Department of Colorectal Surgery, Cleveland Clinic Florida, Weston, FL, USA.
Department of Hematology and Oncology, Cleveland Clinic Florida, Weston, FL, USA.
Colorectal Dis. 2021 Jun;23(6):1346-1356. doi: 10.1111/codi.15583. Epub 2021 Feb 25.
The aim of this work was to evaluate whether normalized carcinoembryonic antigen (CEA) following neoadjuvant chemoradiation predicts the prognosis following curative resection in locally advanced rectal cancer.
Patients who underwent neoadjuvant chemoradiation and curative resection for locally advanced rectal cancer between 2010 and 2015 were divided into three groups: Group A (n = 119, normal-to-normal): normal CEA before and after neoadjuvant chemoradiation; Group B (n = 37, high-to-normal): elevated CEA before and normal CEA after neoadjuvant chemoradiation; Group C (n = 36, high-to-high): elevated CEA before and after neoadjuvant chemoradiation. Overall and disease-free survival were compared. Univariate and multivariate analyses identified potential predictors for recurrence.

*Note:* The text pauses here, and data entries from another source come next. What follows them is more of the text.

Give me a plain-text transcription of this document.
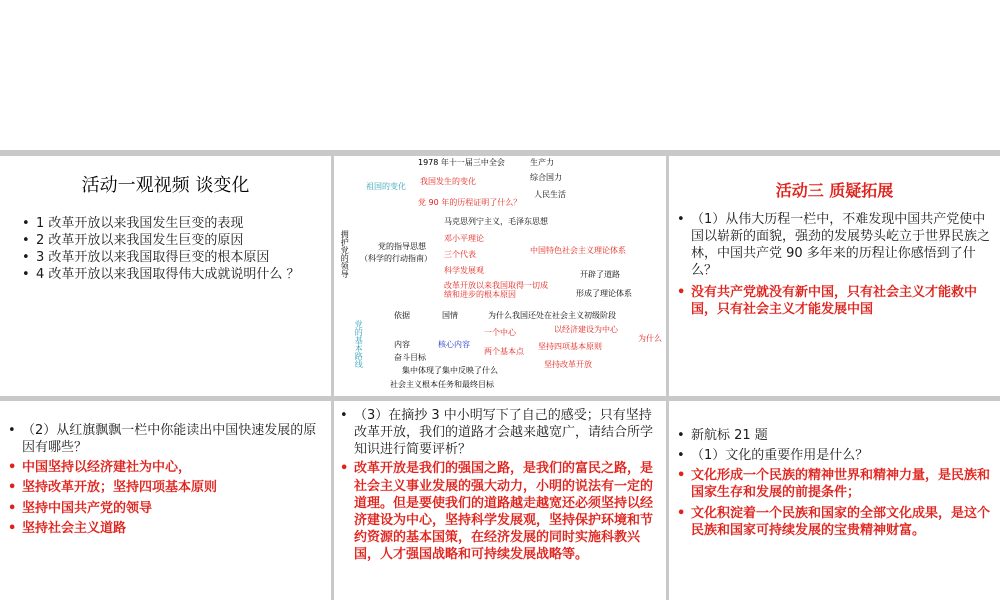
活动一观视频 谈变化
• 1 改革开放以来我国发生巨变的表现
• 2 改革开放以来我国发生巨变的原因
• 3 改革开放以来我国取得巨变的根本原因
• 4 改革开放以来我国取得伟大成就说明什么 ？
1978 年十一届三中全会	生产力
综合国力
祖国的变化
我国发生的变化
人民生活
党 90 年的历程证明了什么？
马克思列宁主义，毛泽东思想
拥护党的领导	邓小平理论
党的指导思想
（科学的行动指南） 三个代表	中国特色社会主义理论体系
科学发展观	开辟了道路
改革开放以来我国取得一切成绩和进步的根本原因	形成了理论体系
党的基本路线
依据	国情	为什么我国还处在社会主义初级阶段
一个中心	以经济建设为中心
为什么
内容	核心内容	坚持四项基本原则
两个基本点
奋斗目标
坚持改革开放
集中体现了集中反映了什么
社会主义根本任务和最终目标
活动三 质疑拓展
• （1）从伟大历程一栏中，不难发现中国共产党使中国以崭新的面貌，强劲的发展势头屹立于世界民族之林，中国共产党 90 多年来的历程让你感悟到了什么？
• 没有共产党就没有新中国，只有社会主义才能救中国，只有社会主义才能发展中国
• （2）从红旗飘飘一栏中你能读出中国快速发展的原因有哪些？
• 中国坚持以经济建社为中心，
• 坚持改革开放；坚持四项基本原则
• 坚持中国共产党的领导
• 坚持社会主义道路
• （3）在摘抄 3 中小明写下了自己的感受；只有坚持改革开放，我们的道路才会越来越宽广，请结合所学知识进行简要评析？
• 改革开放是我们的强国之路，是我们的富民之路，是社会主义事业发展的强大动力，小明的说法有一定的道理。但是要使我们的道路越走越宽还必须坚持以经济建设为中心，坚持科学发展观，坚持保护环境和节约资源的基本国策，在经济发展的同时实施科教兴国，人才强国战略和可持续发展战略等。
• 新航标 21 题
• （1）文化的重要作用是什么？
• 文化形成一个民族的精神世界和精神力量，是民族和国家生存和发展的前提条件；
• 文化积淀着一个民族和国家的全部文化成果，是这个民族和国家可持续发展的宝贵精神财富。
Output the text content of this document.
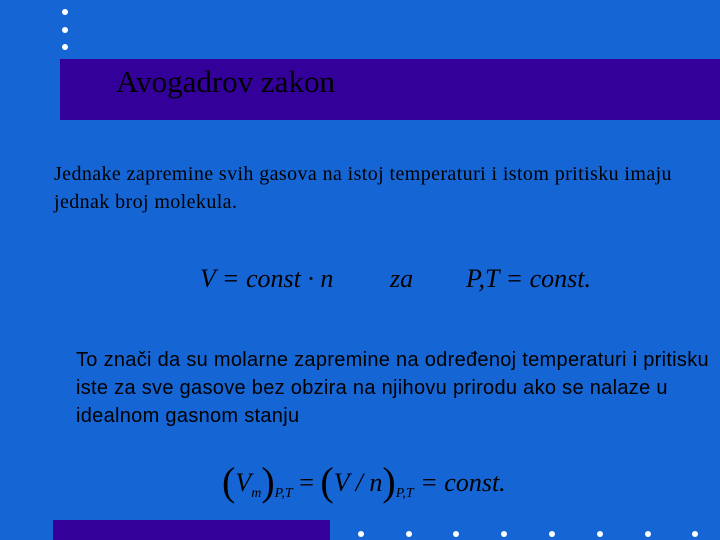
Avogadrov zakon
Jednake zapremine svih gasova na istoj temperaturi i istom pritisku imaju jednak broj molekula.
V = const · n za P,T = const.
To znači da su molarne zapremine na određenoj temperaturi i pritisku iste za sve gasove bez obzira na njihovu prirodu ako se nalaze u idealnom gasnom stanju
$(V_m)_{P,T} = (V / n)_{P,T}$ = const.
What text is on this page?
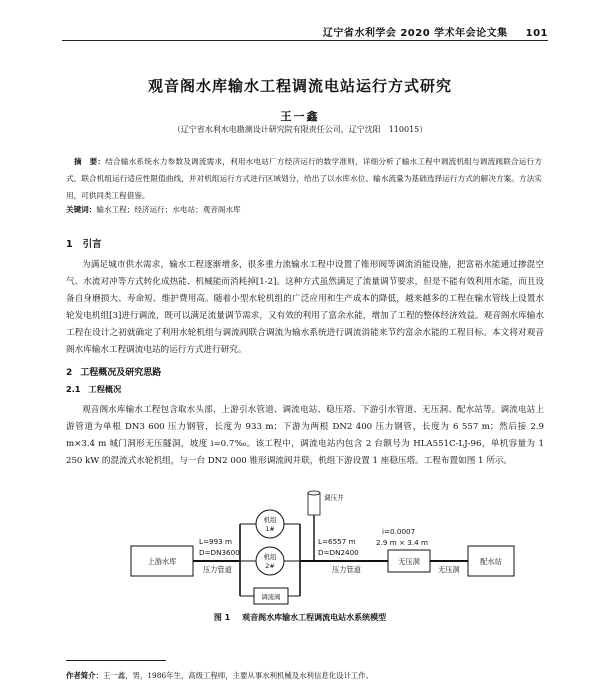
辽宁省水利学会 2020 学术年会论文集 101
观音阁水库输水工程调流电站运行方式研究
王一鑫
（辽宁省水利水电勘测设计研究院有限责任公司，辽宁沈阳　110015）
摘　要：结合输水系统水力参数及调流需求，利用水电站厂方经济运行的数学准则，详细分析了输水工程中调流机组与调流阀联合运行方式，联合机组运行适应性限值曲线，并对机组运行方式进行区域划分，给出了以水库水位、输水流量为基础选择运行方式的解决方案。方法实用，可供同类工程借鉴。
关键词：输水工程；经济运行；水电站；观音阁水库
1 引言
为满足城市供水需求，输水工程逐渐增多，很多重力流输水工程中设置了锥形阀等调流消能设施，把富裕水能通过掺混空气、水流对冲等方式转化成热能、机械能而消耗掉[1-2]。这种方式虽然满足了流量调节要求，但是不能有效利用水能，而且设备自身磨损大、寿命短、维护费用高。随着小型水轮机组的广泛应用和生产成本的降低，越来越多的工程在输水管线上设置水轮发电机组[3]进行调流，既可以满足流量调节需求，又有效的利用了富余水能，增加了工程的整体经济效益。观音阁水库输水工程在设计之初就确定了利用水轮机组与调流阀联合调流为输水系统进行调流消能来节约富余水能的工程目标。本文将对观音阁水库输水工程调流电站的运行方式进行研究。
2 工程概况及研究思路
2.1 工程概况
观音阁水库输水工程包含取水头部、上游引水管道、调流电站、稳压塔、下游引水管道、无压洞、配水站等。调流电站上游管道为单根 DN3 600 压力钢管，长度为 933 m；下游为两根 DN2 400 压力钢管，长度为 6 557 m；然后接 2.9 m×3.4 m 城门洞形无压隧洞，坡度 i=0.7‰。该工程中，调流电站内包含 2 台额号为 HLA551C-LJ-96，单机容量为 1 250 kW 的混流式水轮机组，与一台 DN2 000 锥形调流阀并联，机组下游设置 1 座稳压塔。工程布置如图 1 所示。
上游水库
L=993 m
D=DN3600
压力管道
机组
1#
机组
2#
调流阀
调压井
L=6557 m
D=DN2400
压力管道
i=0.0007
2.9 m × 3.4 m
无压洞
无压洞
配水站
图 1 观音阁水库输水工程调流电站水系统模型
作者简介：王一鑫，男，1986年生，高级工程师，主要从事水利机械及水利信息化设计工作。
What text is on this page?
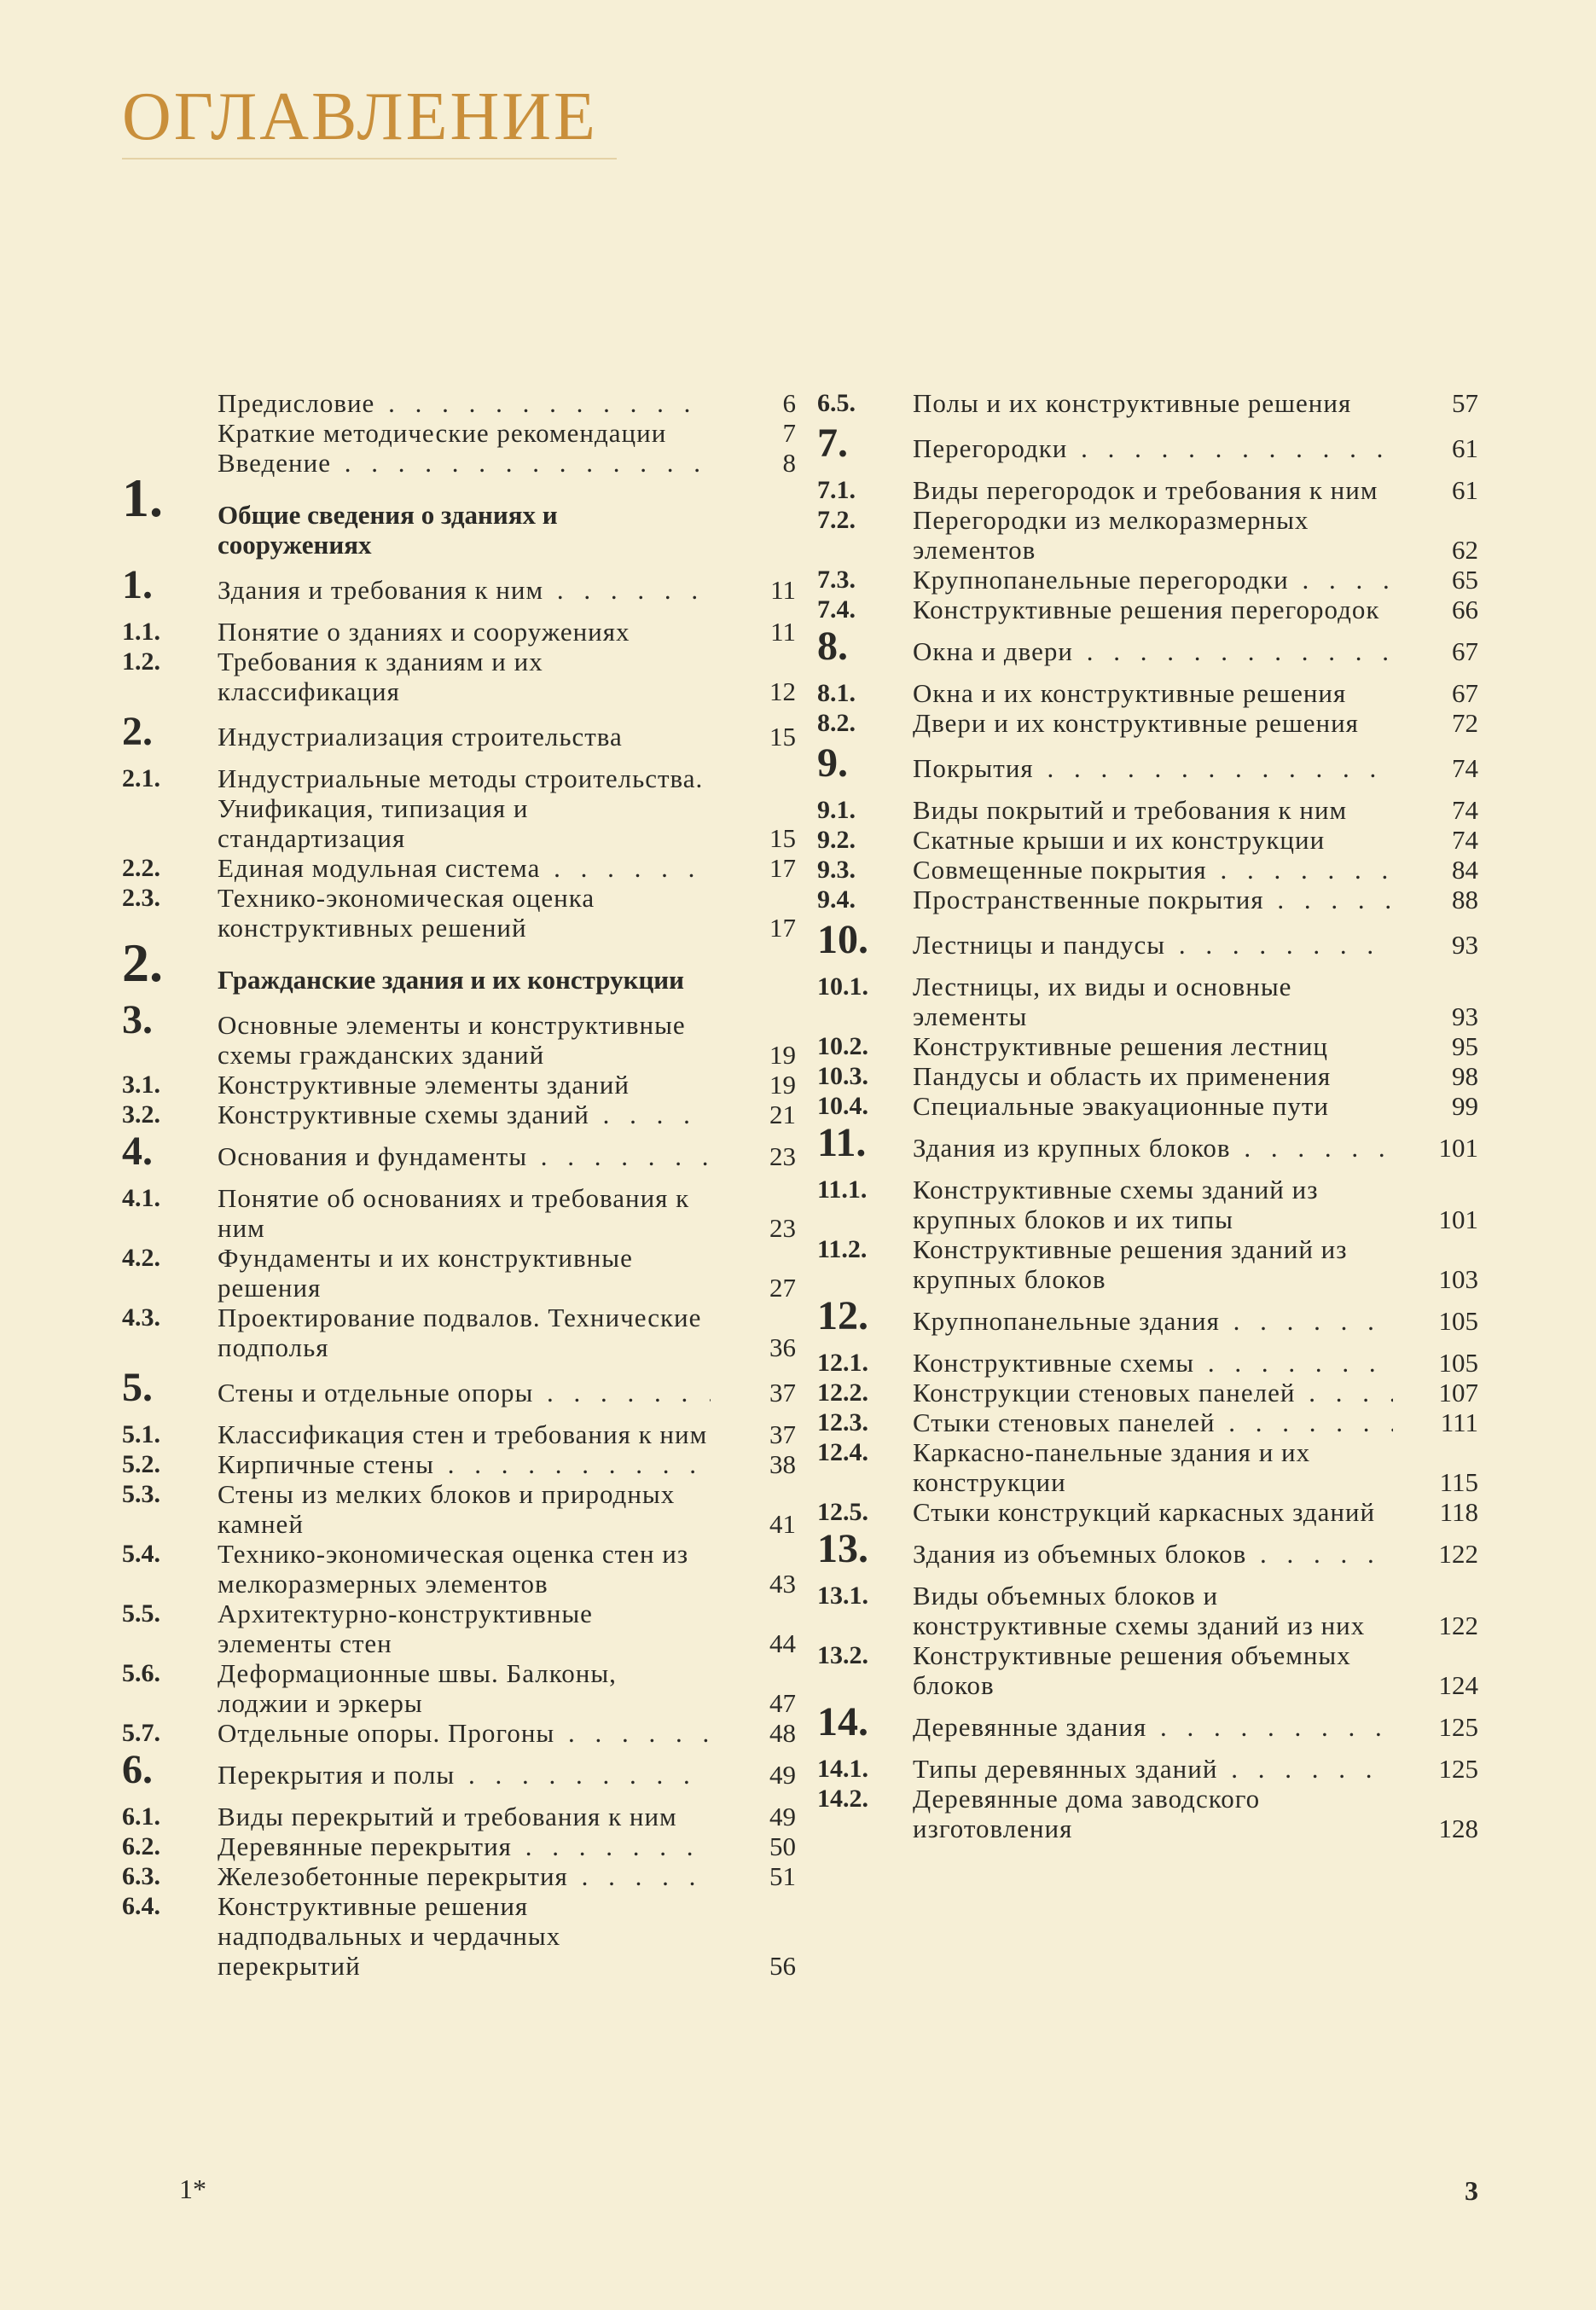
ОГЛАВЛЕНИЕ
Предисловие . . .	6
Краткие методические рекомендации	7
Введение . . .	8
1. Общие сведения о зданиях и сооружениях
1. Здания и требования к ним . . .	11
1.1. Понятие о зданиях и сооружениях	11
1.2. Требования к зданиям и их классификация	12
2. Индустриализация строительства	15
2.1. Индустриальные методы строительства. Унификация, типизация и стандартизация	15
2.2. Единая модульная система . . .	17
2.3. Технико-экономическая оценка конструктивных решений	17
2. Гражданские здания и их конструкции
3. Основные элементы и конструктивные схемы гражданских зданий	19
3.1. Конструктивные элементы зданий	19
3.2. Конструктивные схемы зданий . . .	21
4. Основания и фундаменты . . .	23
4.1. Понятие об основаниях и требования к ним	23
4.2. Фундаменты и их конструктивные решения	27
4.3. Проектирование подвалов. Технические подполья	36
5. Стены и отдельные опоры . . .	37
5.1. Классификация стен и требования к ним	37
5.2. Кирпичные стены . . .	38
5.3. Стены из мелких блоков и природных камней	41
5.4. Технико-экономическая оценка стен из мелкоразмерных элементов	43
5.5. Архитектурно-конструктивные элементы стен	44
5.6. Деформационные швы. Балконы, лоджии и эркеры	47
5.7. Отдельные опоры. Прогоны . . .	48
6. Перекрытия и полы . . .	49
6.1. Виды перекрытий и требования к ним	49
6.2. Деревянные перекрытия . . .	50
6.3. Железобетонные перекрытия . . .	51
6.4. Конструктивные решения надподвальных и чердачных перекрытий	56
6.5. Полы и их конструктивные решения	57
7. Перегородки . . .	61
7.1. Виды перегородок и требования к ним	61
7.2. Перегородки из мелкоразмерных элементов	62
7.3. Крупнопанельные перегородки . . .	65
7.4. Конструктивные решения перегородок	66
8. Окна и двери . . .	67
8.1. Окна и их конструктивные решения	67
8.2. Двери и их конструктивные решения	72
9. Покрытия . . .	74
9.1. Виды покрытий и требования к ним	74
9.2. Скатные крыши и их конструкции	74
9.3. Совмещенные покрытия . . .	84
9.4. Пространственные покрытия . . .	88
10. Лестницы и пандусы . . .	93
10.1. Лестницы, их виды и основные элементы	93
10.2. Конструктивные решения лестниц	95
10.3. Пандусы и область их применения	98
10.4. Специальные эвакуационные пути	99
11. Здания из крупных блоков . . .	101
11.1. Конструктивные схемы зданий из крупных блоков и их типы	101
11.2. Конструктивные решения зданий из крупных блоков	103
12. Крупнопанельные здания . . .	105
12.1. Конструктивные схемы . . .	105
12.2. Конструкции стеновых панелей . . .	107
12.3. Стыки стеновых панелей . . .	111
12.4. Каркасно-панельные здания и их конструкции	115
12.5. Стыки конструкций каркасных зданий	118
13. Здания из объемных блоков . . .	122
13.1. Виды объемных блоков и конструктивные схемы зданий из них	122
13.2. Конструктивные решения объемных блоков	124
14. Деревянные здания . . .	125
14.1. Типы деревянных зданий . . .	125
14.2. Деревянные дома заводского изготовления	128
1*	3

One hundred and ninety two patients [median age 59 years (range 31-87), 65.1% male] were identified: 54.7% had low rectal cancer: 12.5% were clinical stage T4 and 70.3% were clinically node positive; 21.9% achieved complete pathological response; 24.5% had abdominoperineal resection (APR); and 70.3% underwent adjuvant chemotherapy following curative resection. Significantly more patients in Group C underwent APR (p = 0.0209), had advanced pathological T stage (P = 0.0065) and a higher prevalence of perineural invasion (p = 0.0042). Overall and disease-free survival were significantly higher for Group A than for Group C [hazard ratio (HR) = 4.32, 95% CI = 1.66-11.21, p = 0.0026 and HR=2.68, 95% CI = 1.33-5.40, p = 0.0057, respectively]. No significant difference was noted between Groups A and B for overall (p = 0.0591) or disease-free (p = 0.2834) survival. Another risk factor associated with recurrence and death was clinical T4 stage; nodal positivity was a risk factor only for recurrence.
Elevated CEA after neoadjuvant chemoradiation and clinical stage T4 disease were unfavourable predictors for overall and disease-free survival. Normalized CEA during neoadjuvant chemoradiation may serve as a prognosticator, although pretreatment CEA may significantly affect survival.
本研究旨在评估新辅助放化疗后正常化的癌胚抗原(CEA)能否预测局部晚期直肠癌根治性切除术后的预后。
2010 年至 2015 年间,接受新辅助放化疗和局部晚期直肠癌根治性切除术的患者分为三组:A 组(n=119,正常-正常):新辅助放化疗前后 CEA 正常;B 组(n=37,高-正常):新辅助放化疗前 CEA 升高,新辅助放化疗后 CEA 正常;C 组(n=36,高-高):新辅助放化疗前后 CEA 升高。比较总生存期和无病生存期。单因素和多因素分析确定了复发的潜在预测因素。
共纳入 192 例患者[中位年龄 59 岁(范围 31-87),65.1%为男性]:54.7%为低位直肠癌;12.5%为临床 T4 期,70.3%为临床淋巴结阳性;21.9%达到完全病理缓解;24.5%接受腹会阴联合切除术(APR);70.3%在根治性切除术后接受辅助化疗。C 组患者中接受 APR 的比例明显更高(p=0.0209),且病理 T 分期更晚(P=0.0065)和神经周围侵犯的发生率更高(p=0.0042)。A 组患者的总生存期和无病生存期明显高于 C 组[风险比(HR)=4.32,95%置信区间(CI)=1.66-11.21,p=0.0026 和 HR=2.68,95% CI=1.33-5.40,p=0.0057]。A 组和 B 组患者的总生存期(p=0.0591)或无病生存期(p=0.2834)无显著差异。另一个与复发和死亡相关的危险因素是临床 T4 期;淋巴结阳性仅与复发相关。
新辅助放化疗后 CEA 升高和临床 T4 期疾病是总生存期和无病生存期的不利预测因素。新辅助放化疗期间 CEA 正常化可能是一种预后指标,尽管术前 CEA 可能显著影响生存。